Gas prices pull back inflation

Inflation may have peaked, but still remains “far too high” according to a new op-ed penned by the Bank of Canada (BoC) Governor Tiff Macklem.  

What happened: The annual pace of price hikes fell from June's 39-year high of 8.1% to 7.6%, with easing gas prices being the biggest contributor to the cooldown. 

  • Gas prices were still running ~36% higher in July than a year earlier, but were 9% lower than in June. It was the largest monthly fall in gas prices in over two years.  
  • Excluding gas, the consumer price index has jumped 6.6%. And prices for more than half of the goods and services that make up the index are still rising faster than 5%. 
  • Grocery costs alone are up from 9.4% in June to 9.9%, and the costs of eating out, natural gas, and travel (both airfare and hotels) continue to rise. 

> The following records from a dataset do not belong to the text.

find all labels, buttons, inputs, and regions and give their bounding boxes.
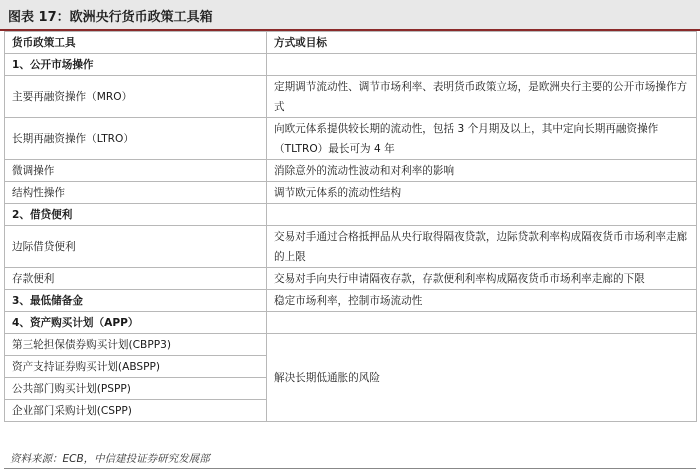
section-heading: 1、公开市场操作 <box>5 54 267 76</box>
table-row <box>5 226 697 268</box>
section-row <box>5 204 697 226</box>
header-tool: 货币政策工具 <box>5 32 267 54</box>
goal-cell: 向欧元体系提供较长期的流动性，包括 3 个月期及以上，其中定向长期再融资操作（TLTRO）最长可为 4 年 <box>267 118 697 160</box>
goal-cell: 调节欧元体系的流动性结构 <box>267 182 697 204</box>
empty-cell <box>267 312 697 334</box>
shared-goal-cell: 解决长期低通胀的风险 <box>267 334 697 422</box>
goal-cell: 消除意外的流动性波动和对利率的影响 <box>267 160 697 182</box>
tool-cell: 边际借贷便利 <box>5 226 267 268</box>
tool-cell: 主要再融资操作（MRO） <box>5 76 267 118</box>
goal-cell: 交易对手通过合格抵押品从央行取得隔夜贷款，边际贷款利率构成隔夜货币市场利率走廊的上限 <box>267 226 697 268</box>
section-row <box>5 312 697 334</box>
tool-cell: 微调操作 <box>5 160 267 182</box>
empty-cell <box>267 204 697 226</box>
table-row <box>5 118 697 160</box>
table-row <box>5 160 697 182</box>
section-row <box>5 54 697 76</box>
table-row <box>5 268 697 290</box>
tool-cell: 结构性操作 <box>5 182 267 204</box>
section-heading: 2、借贷便利 <box>5 204 267 226</box>
header-goal: 方式或目标 <box>267 32 697 54</box>
tool-cell: 存款便利 <box>5 268 267 290</box>
section-row <box>5 290 697 312</box>
divider <box>4 468 696 469</box>
table-row <box>5 76 697 118</box>
goal-cell: 交易对手向央行申请隔夜存款，存款便利利率构成隔夜货币市场利率走廊的下限 <box>267 268 697 290</box>
section-heading: 3、最低储备金 <box>5 290 267 312</box>
table-row <box>5 182 697 204</box>
empty-cell <box>267 54 697 76</box>
policy-tools-table <box>4 31 697 422</box>
tool-cell: 资产支持证券购买计划(ABSPP) <box>5 356 267 378</box>
tool-cell: 公共部门购买计划(PSPP) <box>5 378 267 400</box>
goal-cell: 定期调节流动性、调节市场利率、表明货币政策立场，是欧洲央行主要的公开市场操作方式 <box>267 76 697 118</box>
source-note: 资料来源：ECB，中信建投证券研究发展部 <box>10 453 210 465</box>
figure-title: 图表 17：欧洲央行货币政策工具箱 <box>8 10 213 25</box>
table-header-row <box>5 32 697 54</box>
section-heading: 4、资产购买计划（APP） <box>5 312 267 334</box>
tool-cell: 第三轮担保债券购买计划(CBPP3) <box>5 334 267 356</box>
tool-cell: 企业部门采购计划(CSPP) <box>5 400 267 422</box>
title-bar <box>0 0 700 31</box>
tool-cell: 长期再融资操作（LTRO） <box>5 118 267 160</box>
table-row <box>5 334 697 356</box>
goal-cell: 稳定市场利率，控制市场流动性 <box>267 290 697 312</box>
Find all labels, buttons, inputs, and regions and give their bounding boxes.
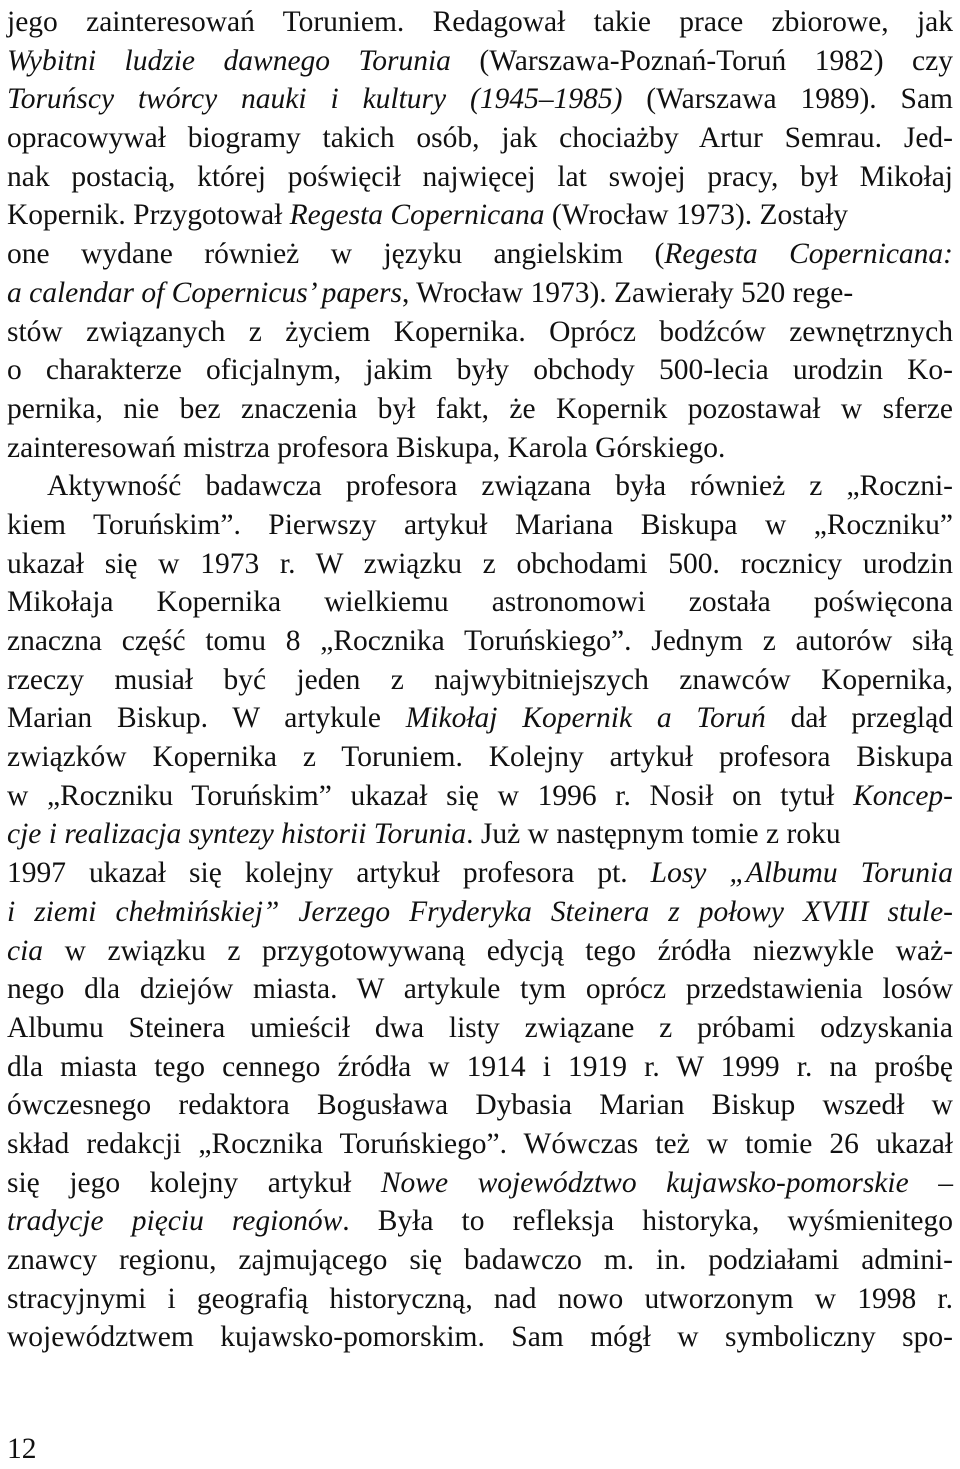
text-line bbox=[7, 1086, 953, 1125]
text-segment: dla miasta tego cennego źródła w 1914 i 1919 r. W 1999 r. na prośbę bbox=[7, 1050, 953, 1083]
text-line bbox=[7, 583, 953, 622]
text-segment: (Wrocław 1973). Zostały bbox=[544, 199, 849, 232]
italic-title-text: Koncep- bbox=[853, 779, 953, 812]
text-line bbox=[7, 80, 953, 119]
text-segment: kiem Toruńskim”. Pierwszy artykuł Mariana Biskupa w „Roczniku” bbox=[7, 508, 953, 541]
text-segment: w związku z przygotowywaną edycją tego źródła niezwykle waż- bbox=[43, 934, 953, 967]
text-segment: skład redakcji „Rocznika Toruńskiego”. Wówczas też w tomie 26 ukazał bbox=[7, 1127, 953, 1160]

Why it matters: This could be a turning point in the battle against inflation, but Macklem made clear that there is still a long road ahead and more interest rate hikes to come.

  • Inflation will “likely remain high for some time,” he wrote, pointing to persisting global factors like supply chain issues, the war in Ukraine, and swinging commodity prices, as well as demand for goods and services that continues to outpace supply. 

Bottom line: 7.6% is far from the BoC’s 2% target. Another rate hike in September is inevitable, but easing numbers make another full percentage point increase seem less likely.